FAIRFIELD — A smile across her face, Caroline Maffai, 19, recounted fun going to the movies and out to restaurants with peers on weekend and after school outings she has enjoyed as part of her school’s new Best Buddies chapter.
Maffai, a Fairfield Ludlowe High School senior, is among members of the new club, a chapter of the international Best Buddies organization that aims to foster one-to-one friendships between people with intellectual and developmental disabilities — like Maffai — and typical peers. Ludlowe’s club launched this past fall, and Fairfield Warde High School is currently organizing a new chapter, set to begin meeting next month.
Libby Kennedy, a speech-language pathologist, joined Ludlowe’s special education department last school year. She was amazed by how integrated all students are into the school’s classrooms day to day, but as summer approached she thought about how students with disabilities are often the “forgotten ones” during breaks, after school and over weekends.
She learned of Best Buddies, a club she realized might help integrate students with disabilities outside the classroom.
“Students with disabilities — there’s kind of this unknown and fear of the unknown and there’s not necessarily discrimination — I think that students and faculty within the Ludlowe community, everyone is very accepting,” Kennedy said, “but I think (Best Buddies) takes away the unknown and really shows that people are people, and it doesn’t matter what your differences are, everyone has strengths and weaknesses. It just brings them together regardless.”
Kennedy worked with Fairfield parents, filled out an application last August and started to recruit students in September. Due to student and parent enthusiasm, she believes, Best Buddies approved the the chapter hastier than usual — by early November. More than 30 students with disabilities and typical peers are now in Ludlowe’s Best Buddies, which began to meet regularly in December.
Students text and Snapchat, or go out to get their nails done or ice cream. Kennedy has led group bowling and movies trips, and she plans to organize community service outings in the future. Last Saturday a group saw “Beauty and the Beast” for one member’s birthday. Currently, students personally pay at outings, but Kennedy is hoping to organize a fundraiser at a local restaurant soon to ensure no students miss out for financial reasons.
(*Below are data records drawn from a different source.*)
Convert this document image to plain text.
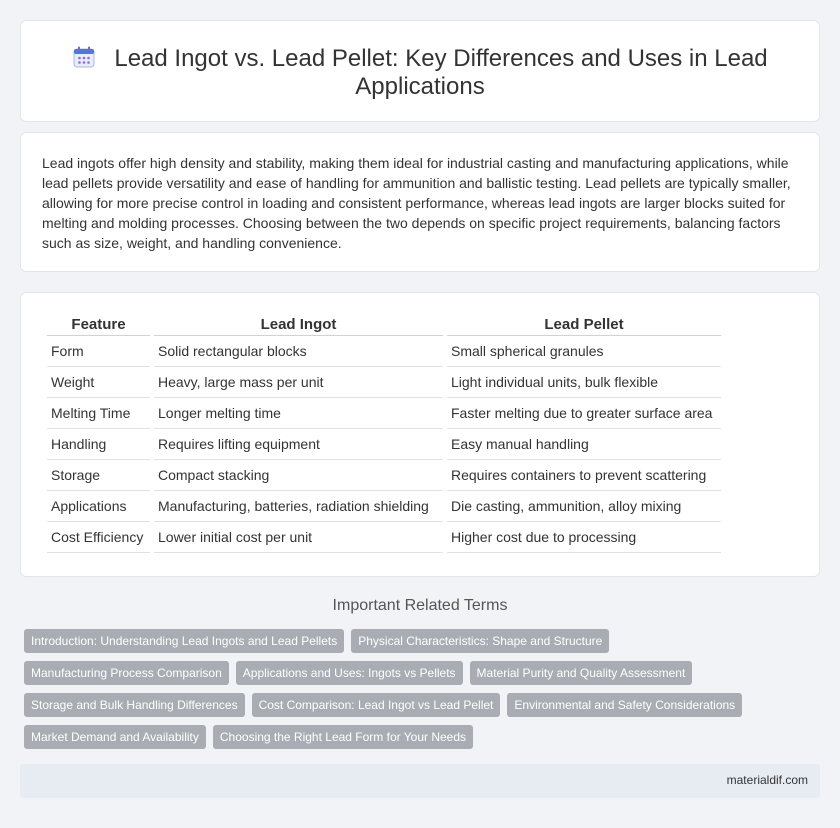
Lead Ingot vs. Lead Pellet: Key Differences and Uses in Lead Applications

Lead ingots offer high density and stability, making them ideal for industrial casting and manufacturing applications, while lead pellets provide versatility and ease of handling for ammunition and ballistic testing. Lead pellets are typically smaller, allowing for more precise control in loading and consistent performance, whereas lead ingots are larger blocks suited for melting and molding processes. Choosing between the two depends on specific project requirements, balancing factors such as size, weight, and handling convenience.

Feature	Lead Ingot	Lead Pellet
Form	Solid rectangular blocks	Small spherical granules
Weight	Heavy, large mass per unit	Light individual units, bulk flexible
Melting Time	Longer melting time	Faster melting due to greater surface area
Handling	Requires lifting equipment	Easy manual handling
Storage	Compact stacking	Requires containers to prevent scattering
Applications	Manufacturing, batteries, radiation shielding	Die casting, ammunition, alloy mixing
Cost Efficiency	Lower initial cost per unit	Higher cost due to processing
Important Related Terms
Introduction: Understanding Lead Ingots and Lead Pellets	Physical Characteristics: Shape and Structure
Manufacturing Process Comparison	Applications and Uses: Ingots vs Pellets	Material Purity and Quality Assessment
Storage and Bulk Handling Differences	Cost Comparison: Lead Ingot vs Lead Pellet	Environmental and Safety Considerations
Market Demand and Availability	Choosing the Right Lead Form for Your Needs
materialdif.com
Sarah Sykes, a special education teacher at Warde, has worked to found the school’s chapter with family and consumer sciences teacher Amy Bien. They have held parent and student information sessions the past two weeks in preparation for a group to begin meeting at the end of April.
“I feel like it’s important for all students to have friends, and a lot of the students in my classes in particular are friends with each other but don’t have neuro-typical friends,” Sykes said, citing Best Buddies as an avenue to form those friendships.